A questo punto, per servire con un mix completo i clienti più lontani, potrebbero essere necessarie le prime infrastrutture locali dalle quali far transitare le merci prima di consegnarle a clienti.

Ma non basta, bisogna incrementare anche il servizio al cliente. Per ottenere questo servizio è spesso indispensabile organizzarsi con una rete distributiva molto complessa sviluppata su più livelli (stabilimenti, depositi regionali, depositi locali, ecc.) che consenta di collocare le merci sempre più vicine ai numerosissimi e distribuiti clienti.

Considerando la componente del sistema logistico “rete distributiva” da un punto di vista evolutivo, e quindi analizzando come cambia generalmente una rete durante la vita di un’azienda, possiamo individuare sostanzialmente due grandi cambiamenti:

1. Il consolidamento della posizione di mercato

Dopo la fase di espansione, l’azienda normalmente incorre in una fase di consolidamento della propria posizione di mercato e quindi del proprio business e dei propri clienti. In questa fase il concetto ispiratore di ogni strategia è molto spesso un concetto di efficienza. In pratica si intende continuare ad offrire un ottimo livello di servizio ma si vuole farlo senza sprechi.

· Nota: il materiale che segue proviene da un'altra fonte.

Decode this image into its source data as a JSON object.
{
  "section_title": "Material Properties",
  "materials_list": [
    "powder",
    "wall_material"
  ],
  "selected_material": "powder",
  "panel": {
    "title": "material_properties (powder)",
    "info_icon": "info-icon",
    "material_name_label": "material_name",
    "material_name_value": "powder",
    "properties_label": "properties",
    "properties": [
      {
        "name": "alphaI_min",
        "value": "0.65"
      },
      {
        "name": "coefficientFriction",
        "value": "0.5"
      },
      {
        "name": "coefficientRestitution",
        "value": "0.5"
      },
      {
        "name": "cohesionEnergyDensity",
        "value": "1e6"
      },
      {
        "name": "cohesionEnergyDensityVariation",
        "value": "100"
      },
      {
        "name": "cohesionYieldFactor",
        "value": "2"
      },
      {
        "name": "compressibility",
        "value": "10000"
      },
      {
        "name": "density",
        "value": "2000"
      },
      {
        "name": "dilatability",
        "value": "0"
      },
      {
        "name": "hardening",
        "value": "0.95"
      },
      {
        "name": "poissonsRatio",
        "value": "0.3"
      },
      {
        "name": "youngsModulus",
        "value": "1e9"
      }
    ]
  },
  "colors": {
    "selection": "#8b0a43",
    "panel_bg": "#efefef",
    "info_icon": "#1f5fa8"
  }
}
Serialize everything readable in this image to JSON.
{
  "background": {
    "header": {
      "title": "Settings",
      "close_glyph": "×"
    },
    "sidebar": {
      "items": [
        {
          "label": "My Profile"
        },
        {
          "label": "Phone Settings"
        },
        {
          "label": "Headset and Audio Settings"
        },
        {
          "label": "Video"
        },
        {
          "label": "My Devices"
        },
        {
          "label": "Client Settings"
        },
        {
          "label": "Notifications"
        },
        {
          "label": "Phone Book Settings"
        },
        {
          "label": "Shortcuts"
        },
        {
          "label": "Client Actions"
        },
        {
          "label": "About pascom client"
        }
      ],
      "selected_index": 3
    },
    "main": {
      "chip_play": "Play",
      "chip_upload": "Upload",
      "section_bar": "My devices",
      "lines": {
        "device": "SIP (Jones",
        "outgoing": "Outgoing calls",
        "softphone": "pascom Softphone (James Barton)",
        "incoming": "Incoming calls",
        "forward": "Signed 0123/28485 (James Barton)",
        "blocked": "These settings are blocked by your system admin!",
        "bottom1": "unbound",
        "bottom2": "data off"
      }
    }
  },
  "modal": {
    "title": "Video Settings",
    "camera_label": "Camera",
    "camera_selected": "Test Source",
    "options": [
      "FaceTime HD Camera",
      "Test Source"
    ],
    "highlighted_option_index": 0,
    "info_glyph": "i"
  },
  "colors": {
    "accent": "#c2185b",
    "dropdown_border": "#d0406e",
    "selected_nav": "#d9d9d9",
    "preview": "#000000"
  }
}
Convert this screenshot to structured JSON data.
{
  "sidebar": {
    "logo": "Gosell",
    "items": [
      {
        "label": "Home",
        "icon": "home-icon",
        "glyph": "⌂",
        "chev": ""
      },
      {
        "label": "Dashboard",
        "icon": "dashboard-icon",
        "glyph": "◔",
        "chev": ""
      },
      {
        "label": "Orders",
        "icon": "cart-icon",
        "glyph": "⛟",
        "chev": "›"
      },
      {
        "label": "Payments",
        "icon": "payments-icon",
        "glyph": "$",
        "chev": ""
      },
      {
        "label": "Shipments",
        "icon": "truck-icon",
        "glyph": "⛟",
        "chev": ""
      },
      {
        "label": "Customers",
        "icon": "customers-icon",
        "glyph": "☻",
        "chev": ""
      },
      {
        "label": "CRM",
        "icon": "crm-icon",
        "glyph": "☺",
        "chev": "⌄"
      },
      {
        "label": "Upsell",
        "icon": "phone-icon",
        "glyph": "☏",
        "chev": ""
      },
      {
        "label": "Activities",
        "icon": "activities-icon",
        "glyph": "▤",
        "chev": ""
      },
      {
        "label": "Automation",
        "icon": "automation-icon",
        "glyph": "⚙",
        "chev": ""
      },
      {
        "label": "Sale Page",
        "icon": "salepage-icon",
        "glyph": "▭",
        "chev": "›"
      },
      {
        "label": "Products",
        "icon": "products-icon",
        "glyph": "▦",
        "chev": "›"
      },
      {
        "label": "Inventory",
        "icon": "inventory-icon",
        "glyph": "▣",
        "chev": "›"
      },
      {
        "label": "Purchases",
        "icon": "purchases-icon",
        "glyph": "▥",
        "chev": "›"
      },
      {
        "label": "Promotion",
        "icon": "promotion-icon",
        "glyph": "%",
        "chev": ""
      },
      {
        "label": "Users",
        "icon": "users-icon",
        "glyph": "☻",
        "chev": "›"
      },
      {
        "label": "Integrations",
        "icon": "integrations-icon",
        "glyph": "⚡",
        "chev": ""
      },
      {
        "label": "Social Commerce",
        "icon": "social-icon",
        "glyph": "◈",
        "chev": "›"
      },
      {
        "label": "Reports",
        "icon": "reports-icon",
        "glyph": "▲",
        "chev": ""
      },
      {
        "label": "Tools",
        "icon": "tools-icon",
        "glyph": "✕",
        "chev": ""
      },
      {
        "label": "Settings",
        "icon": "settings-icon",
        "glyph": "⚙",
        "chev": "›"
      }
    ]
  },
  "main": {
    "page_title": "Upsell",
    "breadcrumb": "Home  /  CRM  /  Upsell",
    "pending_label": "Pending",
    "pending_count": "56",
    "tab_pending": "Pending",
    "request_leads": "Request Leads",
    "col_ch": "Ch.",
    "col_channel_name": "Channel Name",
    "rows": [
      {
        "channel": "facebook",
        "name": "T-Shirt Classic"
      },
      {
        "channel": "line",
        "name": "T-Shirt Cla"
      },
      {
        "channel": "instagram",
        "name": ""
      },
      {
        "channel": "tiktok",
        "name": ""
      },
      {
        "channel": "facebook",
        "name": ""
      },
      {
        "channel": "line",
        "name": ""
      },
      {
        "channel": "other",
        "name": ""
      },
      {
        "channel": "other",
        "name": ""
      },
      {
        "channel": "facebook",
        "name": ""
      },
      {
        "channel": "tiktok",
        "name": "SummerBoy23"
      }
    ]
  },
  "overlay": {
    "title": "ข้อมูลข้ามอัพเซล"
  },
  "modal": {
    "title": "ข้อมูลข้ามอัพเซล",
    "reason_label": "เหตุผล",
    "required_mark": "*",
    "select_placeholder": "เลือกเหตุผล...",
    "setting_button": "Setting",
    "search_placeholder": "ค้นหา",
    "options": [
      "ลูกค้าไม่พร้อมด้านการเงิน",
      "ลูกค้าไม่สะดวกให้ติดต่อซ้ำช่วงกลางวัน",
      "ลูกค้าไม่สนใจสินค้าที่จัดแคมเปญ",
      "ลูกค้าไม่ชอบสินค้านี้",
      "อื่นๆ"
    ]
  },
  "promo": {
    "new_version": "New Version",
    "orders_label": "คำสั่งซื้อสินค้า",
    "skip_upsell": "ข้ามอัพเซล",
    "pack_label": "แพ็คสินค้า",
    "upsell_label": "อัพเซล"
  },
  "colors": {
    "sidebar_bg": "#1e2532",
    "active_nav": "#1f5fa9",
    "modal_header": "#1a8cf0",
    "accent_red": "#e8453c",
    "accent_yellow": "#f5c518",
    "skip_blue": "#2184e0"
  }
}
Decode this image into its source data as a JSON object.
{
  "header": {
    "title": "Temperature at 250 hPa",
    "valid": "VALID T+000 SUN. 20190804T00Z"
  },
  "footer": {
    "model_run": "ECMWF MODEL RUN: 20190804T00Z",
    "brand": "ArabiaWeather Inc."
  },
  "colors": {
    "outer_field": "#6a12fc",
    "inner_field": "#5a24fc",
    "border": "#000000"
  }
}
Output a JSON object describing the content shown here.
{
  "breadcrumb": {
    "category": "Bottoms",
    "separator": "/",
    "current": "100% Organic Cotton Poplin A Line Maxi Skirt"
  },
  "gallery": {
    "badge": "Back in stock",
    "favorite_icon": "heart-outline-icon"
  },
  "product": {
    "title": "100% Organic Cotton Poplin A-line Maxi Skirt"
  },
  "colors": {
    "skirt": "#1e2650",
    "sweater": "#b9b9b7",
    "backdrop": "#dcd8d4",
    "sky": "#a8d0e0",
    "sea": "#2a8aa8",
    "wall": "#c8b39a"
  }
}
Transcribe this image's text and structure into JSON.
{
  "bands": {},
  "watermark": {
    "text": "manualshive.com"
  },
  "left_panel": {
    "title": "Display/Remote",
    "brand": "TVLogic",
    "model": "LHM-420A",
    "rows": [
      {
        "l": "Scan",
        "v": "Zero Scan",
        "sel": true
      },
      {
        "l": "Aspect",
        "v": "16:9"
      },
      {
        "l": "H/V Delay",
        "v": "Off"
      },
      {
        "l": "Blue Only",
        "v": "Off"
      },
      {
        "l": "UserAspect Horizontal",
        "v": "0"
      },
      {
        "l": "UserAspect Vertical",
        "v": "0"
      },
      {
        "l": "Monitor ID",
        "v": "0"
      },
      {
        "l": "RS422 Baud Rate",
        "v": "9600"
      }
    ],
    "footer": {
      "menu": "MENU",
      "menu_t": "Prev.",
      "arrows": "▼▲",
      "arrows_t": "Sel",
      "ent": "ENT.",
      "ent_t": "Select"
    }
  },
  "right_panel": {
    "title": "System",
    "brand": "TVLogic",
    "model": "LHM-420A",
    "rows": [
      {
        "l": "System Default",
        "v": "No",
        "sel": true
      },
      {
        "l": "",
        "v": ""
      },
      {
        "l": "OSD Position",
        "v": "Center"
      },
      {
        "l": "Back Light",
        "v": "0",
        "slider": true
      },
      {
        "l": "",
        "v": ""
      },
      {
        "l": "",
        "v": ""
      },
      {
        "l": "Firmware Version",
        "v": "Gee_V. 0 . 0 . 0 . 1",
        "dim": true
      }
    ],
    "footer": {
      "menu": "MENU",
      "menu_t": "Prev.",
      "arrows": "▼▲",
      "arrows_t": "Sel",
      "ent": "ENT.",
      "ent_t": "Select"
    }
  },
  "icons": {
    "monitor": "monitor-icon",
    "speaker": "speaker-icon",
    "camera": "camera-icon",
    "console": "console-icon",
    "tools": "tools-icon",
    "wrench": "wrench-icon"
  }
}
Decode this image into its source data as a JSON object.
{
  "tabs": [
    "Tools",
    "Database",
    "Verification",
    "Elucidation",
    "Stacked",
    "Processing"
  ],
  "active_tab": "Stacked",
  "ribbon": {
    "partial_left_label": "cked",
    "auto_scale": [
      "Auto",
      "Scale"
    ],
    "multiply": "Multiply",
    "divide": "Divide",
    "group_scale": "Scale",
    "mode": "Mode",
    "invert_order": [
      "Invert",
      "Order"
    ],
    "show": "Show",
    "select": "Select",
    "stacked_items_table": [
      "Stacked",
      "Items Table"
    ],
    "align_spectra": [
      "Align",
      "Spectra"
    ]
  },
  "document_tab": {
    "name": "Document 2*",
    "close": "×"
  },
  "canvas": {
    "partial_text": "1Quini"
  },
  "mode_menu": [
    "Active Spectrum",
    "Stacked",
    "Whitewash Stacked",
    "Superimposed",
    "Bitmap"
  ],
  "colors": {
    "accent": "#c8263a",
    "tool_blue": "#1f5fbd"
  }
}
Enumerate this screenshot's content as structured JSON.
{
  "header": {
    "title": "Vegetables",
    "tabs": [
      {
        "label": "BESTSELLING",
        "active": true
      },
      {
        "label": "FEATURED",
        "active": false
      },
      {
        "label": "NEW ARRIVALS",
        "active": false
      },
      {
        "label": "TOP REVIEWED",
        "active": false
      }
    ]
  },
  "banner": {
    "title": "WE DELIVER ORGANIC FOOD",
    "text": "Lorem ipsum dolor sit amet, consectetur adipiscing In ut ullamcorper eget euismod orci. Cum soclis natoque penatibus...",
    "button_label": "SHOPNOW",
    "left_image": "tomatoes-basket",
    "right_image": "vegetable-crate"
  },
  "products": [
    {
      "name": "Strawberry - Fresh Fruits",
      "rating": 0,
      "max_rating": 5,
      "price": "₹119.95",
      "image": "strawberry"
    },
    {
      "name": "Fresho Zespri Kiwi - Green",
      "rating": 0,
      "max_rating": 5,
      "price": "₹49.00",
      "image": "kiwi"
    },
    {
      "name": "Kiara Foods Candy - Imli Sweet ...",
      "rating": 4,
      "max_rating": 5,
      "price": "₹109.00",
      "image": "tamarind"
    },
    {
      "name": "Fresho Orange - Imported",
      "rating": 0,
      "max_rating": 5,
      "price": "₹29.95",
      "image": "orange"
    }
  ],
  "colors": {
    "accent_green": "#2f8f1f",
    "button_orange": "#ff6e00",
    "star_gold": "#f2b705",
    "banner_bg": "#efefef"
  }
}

La rete distributiva viene quindi analizzata attentamente e spesso razionalizzata: rimangono ovviamente gli stabilimenti ed anche i magazzini regionali; diminuiscono un poco i depositi locali. Questo sia perché forse si era esagerato e sia forse anche perché sono aumentati i clienti che effettuano ordini consistenti che possono quindi essere evasi anche direttamente dallo stabilimento o dal magazzino regionale.

2. La ricerca della redditività

Questa ricerca è dominante sia in caso di buon andamento del business (si è investito abbastanza ora bisogna raccogliere i frutti) sia in caso di “crisi all’orizzonte” (bisogna fare solo scelte che garantiscano un utile immediato).

In queste situazioni la rete si modifica un’altra volta. In pratica il processo di razionalizzazione avviato nella fase precedente assume un connotato più marcato e tutte le strutture ne risentono: meno stabilimenti, meno depositi, meno clienti (restano solo quelli più importanti). In pratica la rete distributiva assomiglia ora a quella corrispondente alla prima fase di nascita dell’azienda.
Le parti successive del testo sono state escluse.